An electrolyte imbalance can be the root of many common health issues. Often, people are not even aware of electrolyte imbalances since they rectify themselves without serious repercussions. However, a persistent lack or excessive amount of electrolytes can harm the body.
What are Electrolytes?
Electrolytes are minerals that conduct electricity and dissolve in water. Once in the body, they participate in various actions such as energy production, hydration, heart rate, and muscle contraction. They are also responsible for regulating blood pH and clotting and transmitting signals to and from the heart and nerves.
What Causes Electrolyte Imbalances?
An electrolyte imbalance occurs when electrolyte levels are too high or, more commonly, too low. Dehydration is the most common cause since a lack of water also means a lack of electrolytes. Some of the most vital electrolytes are calcium, potassium, sodium, and magnesium. These can be lost when ill — vomiting, diarrhea, and fever drain the body of fluids. Other causes of dehydration and a loss of electrolytes include sweating from exertion, medication such as diuretics, and an internal pH imbalance.
What are the Symptoms?
Some symptoms of an electrolyte imbalance include:
- Muscle aches or spasms
- Heart palpitations
- Tiredness or fatigue
- Dizziness or irritability
These symptoms may be minor and undetectable, but without correction, they can lead to more serious issues. Seizures, severe headaches, and convulsions can all occur when the body lacks vital electrolytes for a prolonged period.
Treatment: Rehydrate Your Body
Rehydration is the most effective way to replenish electrolytes. Drinking water helps, but water alone won’t give the body the electrolytes it needs. Drinks like Gatorade and Pedialyte contain the necessary electrolytes to rehydrate quickly and efficiently, without washing away what minerals remain.
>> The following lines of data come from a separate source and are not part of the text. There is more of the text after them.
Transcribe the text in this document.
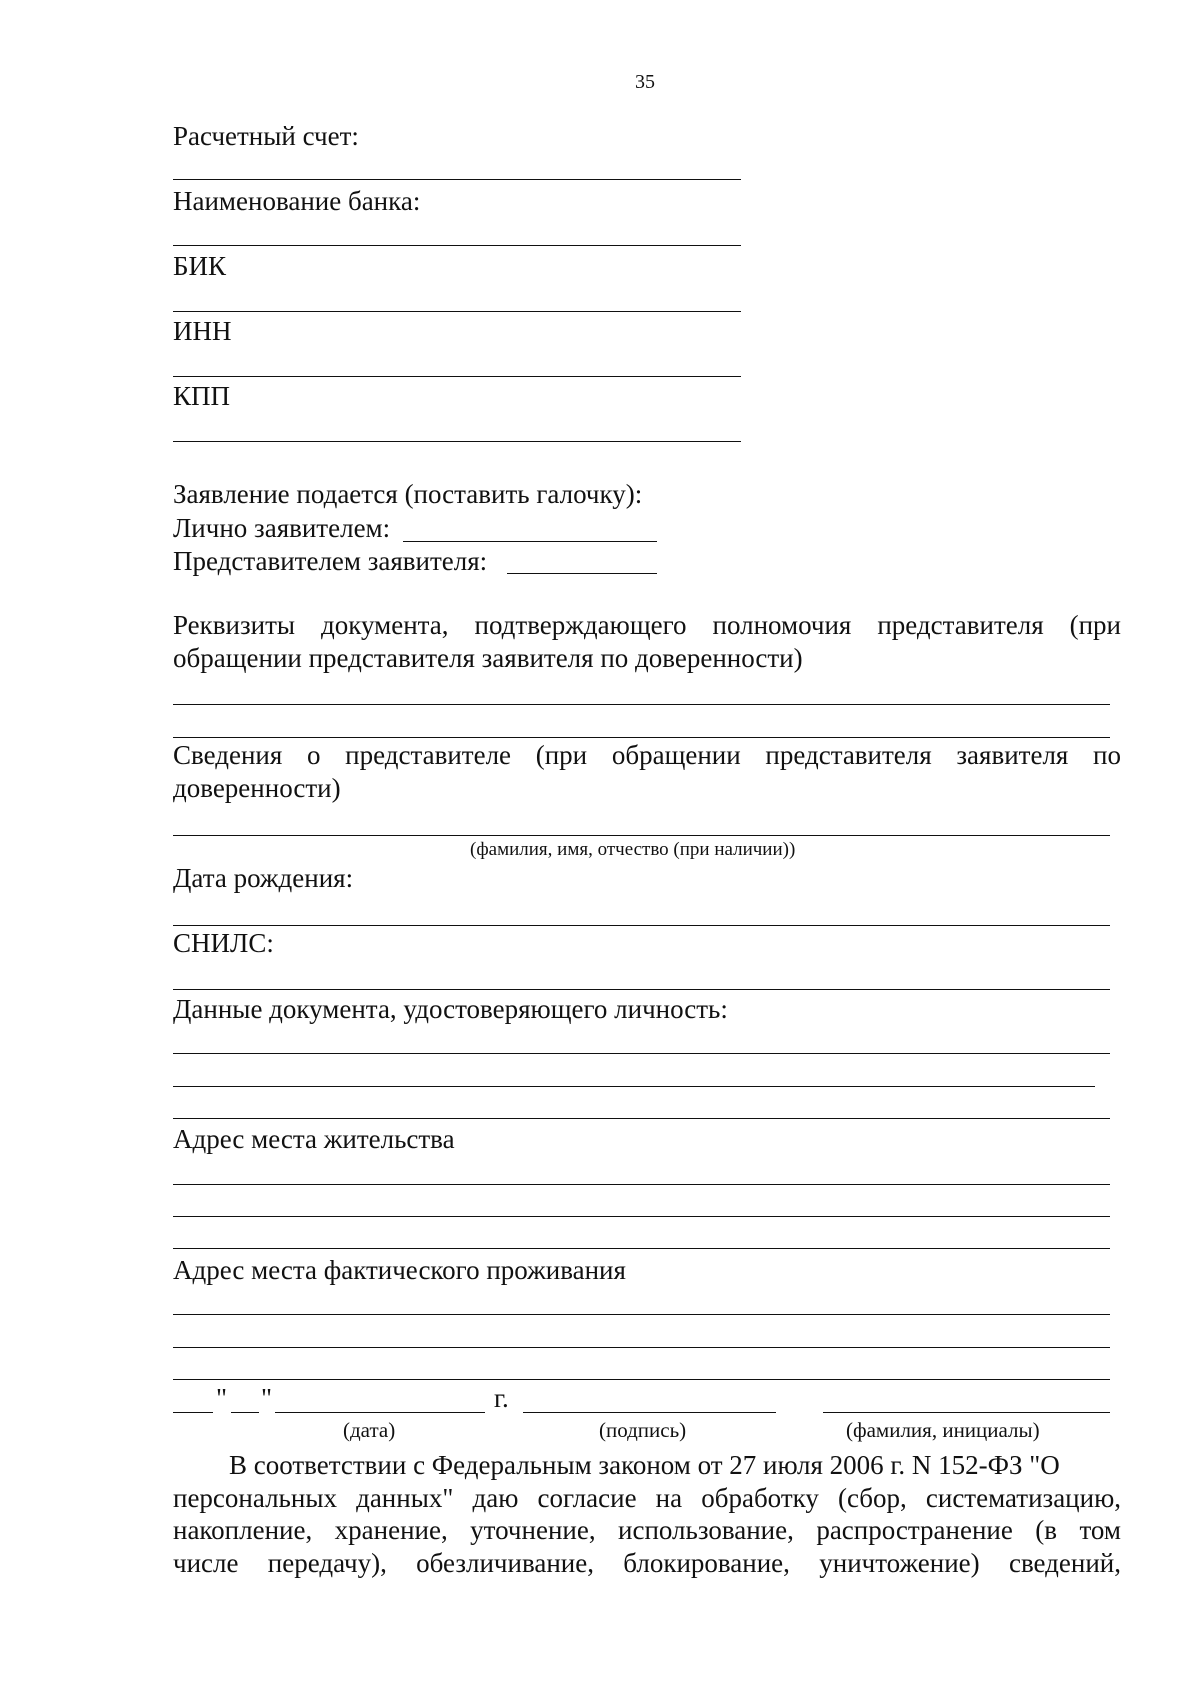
35
Расчетный счет:
Наименование банка:
БИК
ИНН
КПП
Заявление подается (поставить галочку):
Лично заявителем:
Представителем заявителя:
Реквизиты документа, подтверждающего полномочия представителя (при
обращении представителя заявителя по доверенности)
Сведения о представителе (при обращении представителя заявителя по
доверенности)
(фамилия, имя, отчество (при наличии))
Дата рождения:
СНИЛС:
Данные документа, удостоверяющего личность:
Адрес места жительства
Адрес места фактического проживания
" "	г.
(дата)	(подпись)	(фамилия, инициалы)
В соответствии с Федеральным законом от 27 июля 2006 г. N 152-ФЗ "О
персональных данных" даю согласие на обработку (сбор, систематизацию,
накопление, хранение, уточнение, использование, распространение (в том
числе передачу), обезличивание, блокирование, уничтожение) сведений,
Rehydration should be done with caution, however, since over-diluting and even water intoxication can occur when one ingests too much water too quickly.
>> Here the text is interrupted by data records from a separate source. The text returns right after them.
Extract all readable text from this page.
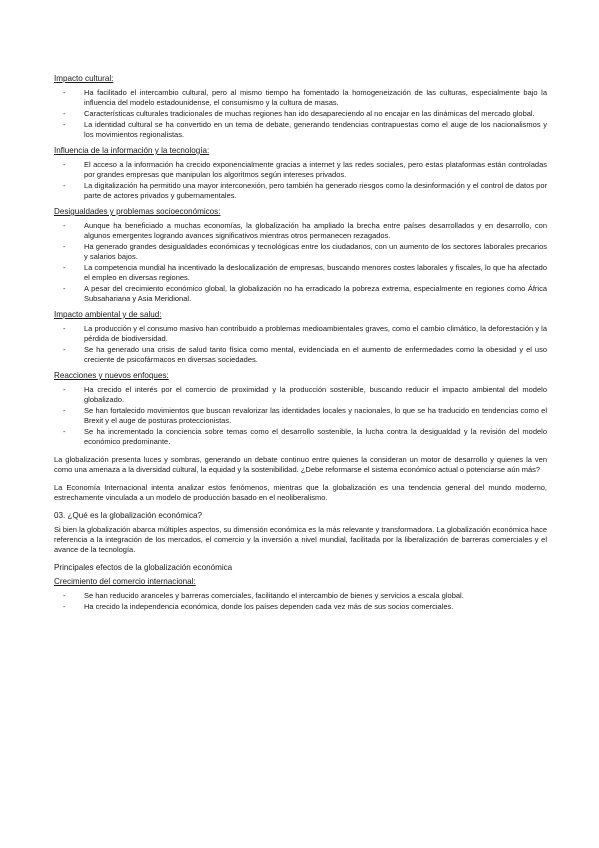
Impacto cultural:
- Ha facilitado el intercambio cultural, pero al mismo tiempo ha fomentado la homogeneización de las culturas, especialmente bajo la influencia del modelo estadounidense, el consumismo y la cultura de masas.
- Características culturales tradicionales de muchas regiones han ido desapareciendo al no encajar en las dinámicas del mercado global.
- La identidad cultural se ha convertido en un tema de debate, generando tendencias contrapuestas como el auge de los nacionalismos y los movimientos regionalistas.
Influencia de la información y la tecnología:
- El acceso a la información ha crecido exponencialmente gracias a internet y las redes sociales, pero estas plataformas están controladas por grandes empresas que manipulan los algoritmos según intereses privados.
- La digitalización ha permitido una mayor interconexión, pero también ha generado riesgos como la desinformación y el control de datos por parte de actores privados y gubernamentales.
Desigualdades y problemas socioeconómicos:
- Aunque ha beneficiado a muchas economías, la globalización ha ampliado la brecha entre países desarrollados y en desarrollo, con algunos emergentes logrando avances significativos mientras otros permanecen rezagados.
- Ha generado grandes desigualdades económicas y tecnológicas entre los ciudadanos, con un aumento de los sectores laborales precarios y salarios bajos.
- La competencia mundial ha incentivado la deslocalización de empresas, buscando menores costes laborales y fiscales, lo que ha afectado el empleo en diversas regiones.
- A pesar del crecimiento económico global, la globalización no ha erradicado la pobreza extrema, especialmente en regiones como África Subsahariana y Asia Meridional.
Impacto ambiental y de salud:
- La producción y el consumo masivo han contribuido a problemas medioambientales graves, como el cambio climático, la deforestación y la pérdida de biodiversidad.
- Se ha generado una crisis de salud tanto física como mental, evidenciada en el aumento de enfermedades como la obesidad y el uso creciente de psicofármacos en diversas sociedades.
Reacciones y nuevos enfoques:
- Ha crecido el interés por el comercio de proximidad y la producción sostenible, buscando reducir el impacto ambiental del modelo globalizado.
- Se han fortalecido movimientos que buscan revalorizar las identidades locales y nacionales, lo que se ha traducido en tendencias como el Brexit y el auge de posturas proteccionistas.
- Se ha incrementado la conciencia sobre temas como el desarrollo sostenible, la lucha contra la desigualdad y la revisión del modelo económico predominante.

La globalización presenta luces y sombras, generando un debate continuo entre quienes la consideran un motor de desarrollo y quienes la ven como una amenaza a la diversidad cultural, la equidad y la sostenibilidad. ¿Debe reformarse el sistema económico actual o potenciarse aún más?

La Economía Internacional intenta analizar estos fenómenos, mientras que la globalización es una tendencia general del mundo moderno, estrechamente vinculada a un modelo de producción basado en el neoliberalismo.

03. ¿Qué es la globalización económica?

Si bien la globalización abarca múltiples aspectos, su dimensión económica es la más relevante y transformadora. La globalización económica hace referencia a la integración de los mercados, el comercio y la inversión a nivel mundial, facilitada por la liberalización de barreras comerciales y el avance de la tecnología.

Principales efectos de la globalización económica
Crecimiento del comercio internacional:
- Se han reducido aranceles y barreras comerciales, facilitando el intercambio de bienes y servicios a escala global.
- Ha crecido la independencia económica, donde los países dependen cada vez más de sus socios comerciales.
Treatment: Increase Calcium
Since calcium is a vital electrolyte, increasing the amount of this mineral in your system can help replenish what was lost. Green leafy vegetables, dairy products, and seafood such as salmon and sardines are rich in calcium and can supplement the diet as soon as a doctor diagnoses an electrolyte deficiency. Calcium plays a role in muscle contractions and cell division. Calcium supplements are also an option to up electrolyte levels, but everyone should consult a doctor before adding new supplements to the diet.
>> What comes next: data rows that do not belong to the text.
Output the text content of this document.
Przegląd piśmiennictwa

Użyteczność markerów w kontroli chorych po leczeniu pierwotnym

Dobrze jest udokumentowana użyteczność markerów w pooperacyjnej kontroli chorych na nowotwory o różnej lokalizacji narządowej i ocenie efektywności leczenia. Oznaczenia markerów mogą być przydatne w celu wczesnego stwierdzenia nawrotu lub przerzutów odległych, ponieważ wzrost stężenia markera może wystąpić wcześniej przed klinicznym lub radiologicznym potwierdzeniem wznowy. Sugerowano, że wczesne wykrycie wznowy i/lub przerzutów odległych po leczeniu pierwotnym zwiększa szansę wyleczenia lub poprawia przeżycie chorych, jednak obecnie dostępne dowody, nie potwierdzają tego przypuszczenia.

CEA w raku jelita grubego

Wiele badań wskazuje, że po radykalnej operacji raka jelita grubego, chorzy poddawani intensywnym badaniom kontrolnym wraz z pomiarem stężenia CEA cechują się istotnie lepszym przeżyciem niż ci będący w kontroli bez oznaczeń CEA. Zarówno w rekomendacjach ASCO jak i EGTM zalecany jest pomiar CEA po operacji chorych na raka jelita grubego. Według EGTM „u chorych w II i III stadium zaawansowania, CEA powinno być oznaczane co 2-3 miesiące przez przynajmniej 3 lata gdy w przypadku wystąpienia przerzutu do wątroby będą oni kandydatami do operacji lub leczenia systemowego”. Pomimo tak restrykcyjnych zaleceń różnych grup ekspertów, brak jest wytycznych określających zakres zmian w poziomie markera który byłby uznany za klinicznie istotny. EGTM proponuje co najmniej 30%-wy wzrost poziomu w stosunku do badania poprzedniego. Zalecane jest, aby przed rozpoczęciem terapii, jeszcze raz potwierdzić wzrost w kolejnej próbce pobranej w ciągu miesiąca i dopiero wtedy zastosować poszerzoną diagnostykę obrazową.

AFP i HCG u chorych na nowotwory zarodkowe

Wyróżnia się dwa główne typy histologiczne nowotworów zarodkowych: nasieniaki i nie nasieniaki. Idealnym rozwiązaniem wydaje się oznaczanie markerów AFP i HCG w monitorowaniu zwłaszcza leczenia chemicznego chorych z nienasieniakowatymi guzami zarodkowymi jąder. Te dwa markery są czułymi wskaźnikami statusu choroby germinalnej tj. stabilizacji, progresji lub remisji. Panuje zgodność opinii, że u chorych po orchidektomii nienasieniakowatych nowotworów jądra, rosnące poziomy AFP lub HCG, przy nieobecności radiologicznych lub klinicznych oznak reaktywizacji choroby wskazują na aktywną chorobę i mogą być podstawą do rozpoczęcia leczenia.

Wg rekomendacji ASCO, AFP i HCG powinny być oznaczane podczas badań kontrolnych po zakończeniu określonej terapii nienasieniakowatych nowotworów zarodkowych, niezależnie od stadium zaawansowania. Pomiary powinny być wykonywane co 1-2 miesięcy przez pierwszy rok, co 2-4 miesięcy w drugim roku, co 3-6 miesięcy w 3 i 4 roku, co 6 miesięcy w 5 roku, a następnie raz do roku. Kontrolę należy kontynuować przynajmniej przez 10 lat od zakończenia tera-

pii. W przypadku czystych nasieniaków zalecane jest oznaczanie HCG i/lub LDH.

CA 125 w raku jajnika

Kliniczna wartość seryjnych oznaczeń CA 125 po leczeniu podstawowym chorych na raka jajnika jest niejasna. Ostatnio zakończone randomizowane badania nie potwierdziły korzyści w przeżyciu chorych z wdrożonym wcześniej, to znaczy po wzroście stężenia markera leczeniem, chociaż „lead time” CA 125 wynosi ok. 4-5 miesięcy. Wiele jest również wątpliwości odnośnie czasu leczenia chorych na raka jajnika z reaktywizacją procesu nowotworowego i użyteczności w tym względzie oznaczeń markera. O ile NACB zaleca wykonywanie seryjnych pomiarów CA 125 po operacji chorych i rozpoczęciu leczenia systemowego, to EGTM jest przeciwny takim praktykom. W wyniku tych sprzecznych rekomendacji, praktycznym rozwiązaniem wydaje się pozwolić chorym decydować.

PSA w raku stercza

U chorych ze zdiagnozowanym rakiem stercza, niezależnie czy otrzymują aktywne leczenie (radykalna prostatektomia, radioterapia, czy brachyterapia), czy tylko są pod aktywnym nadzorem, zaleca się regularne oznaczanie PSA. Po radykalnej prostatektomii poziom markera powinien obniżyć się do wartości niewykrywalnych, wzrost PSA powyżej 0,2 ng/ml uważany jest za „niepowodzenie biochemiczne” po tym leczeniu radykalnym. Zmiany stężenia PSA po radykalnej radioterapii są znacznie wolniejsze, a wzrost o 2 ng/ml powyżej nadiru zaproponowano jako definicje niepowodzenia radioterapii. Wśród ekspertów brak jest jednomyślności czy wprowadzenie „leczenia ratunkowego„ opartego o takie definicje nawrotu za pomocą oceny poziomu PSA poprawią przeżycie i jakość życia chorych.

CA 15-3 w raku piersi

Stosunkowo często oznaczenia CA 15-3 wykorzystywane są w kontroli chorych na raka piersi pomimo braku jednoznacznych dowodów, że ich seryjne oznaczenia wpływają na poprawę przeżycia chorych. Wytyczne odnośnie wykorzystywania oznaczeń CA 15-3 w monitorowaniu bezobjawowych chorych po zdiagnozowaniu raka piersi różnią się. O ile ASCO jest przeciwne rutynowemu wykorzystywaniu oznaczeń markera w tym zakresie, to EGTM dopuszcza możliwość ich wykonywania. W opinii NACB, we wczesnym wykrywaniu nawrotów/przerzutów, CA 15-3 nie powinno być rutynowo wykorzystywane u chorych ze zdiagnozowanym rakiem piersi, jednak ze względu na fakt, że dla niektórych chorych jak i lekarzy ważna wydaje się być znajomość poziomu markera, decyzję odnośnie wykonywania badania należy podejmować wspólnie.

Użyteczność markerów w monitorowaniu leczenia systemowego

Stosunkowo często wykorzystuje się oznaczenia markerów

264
Treatment: Potassium-Rich Foods
Potassium is an electrolyte easily depleted when a person is dehydrated. The mineral regulates muscle contractions, so a lack can cause muscle spasms and other side effects. Other than the obvious choices like bananas, spinach, sweet potatoes, prunes, and avocados are all excellent foods that can restore potassium levels. Hypokalemia, low potassium levels in the blood, can be dangerous in the long term and develop due to excessive fluid loss, so it is wise to replenish this vital electrolyte soon after illness or physical activity.
Treatment: Increase Sodium Levels
Low sodium levels can cause issues such as hyponatremia, which is characterized by low sodium levels in the blood. The condition can lead to seizures, coma, and even death when untreated. While some people may require intravenous solutions to combat serious sodium deficiencies, certain foods can replenish less severe losses. Coconut water and sports drinks, as well as foods that naturally contain healthy sodium levels, like meats, are good choices to improve sodium levels. Stocking up on sodium by way of processed foods, however, is not a good idea, as these foods will do more harm than good.
Treatment: Foods High in Magnesium
Magnesium is necessary for bodily regulation, and it aids calcium in building stronger bones. Foods that contain magnesium include:
There are also many magnesium-boosting supplements available that can boost these levels steadily and continuously.
Certain activities and foods can deplete electrolytes. Drinking too much water can flush the body and cells, especially after sweating. Kidneys the function improperly can also deplete electrolytes, as they may retain or flush too many. Cancer treatments such as chemotherapy can cause these issues, as well. While some of these causes are unavoidable or not easily rectified, being aware of them ensures individuals recognize the earliest signs of deficiency.
The best way to monitor electrolytes is to be cognizant of fluid intake versus output. Experts recommend people urinate three to four times and drink about eight cups of water each day. When ill, these levels should remain the same or be slightly increased, due to the amount of water your body is using and expelling through sources like vomiting, diarrhea, and even a fever. When exercising or sweating profusely, individuals should consume electrolyte water and juices and take note of any small changes in energy levels and muscle or heart activity.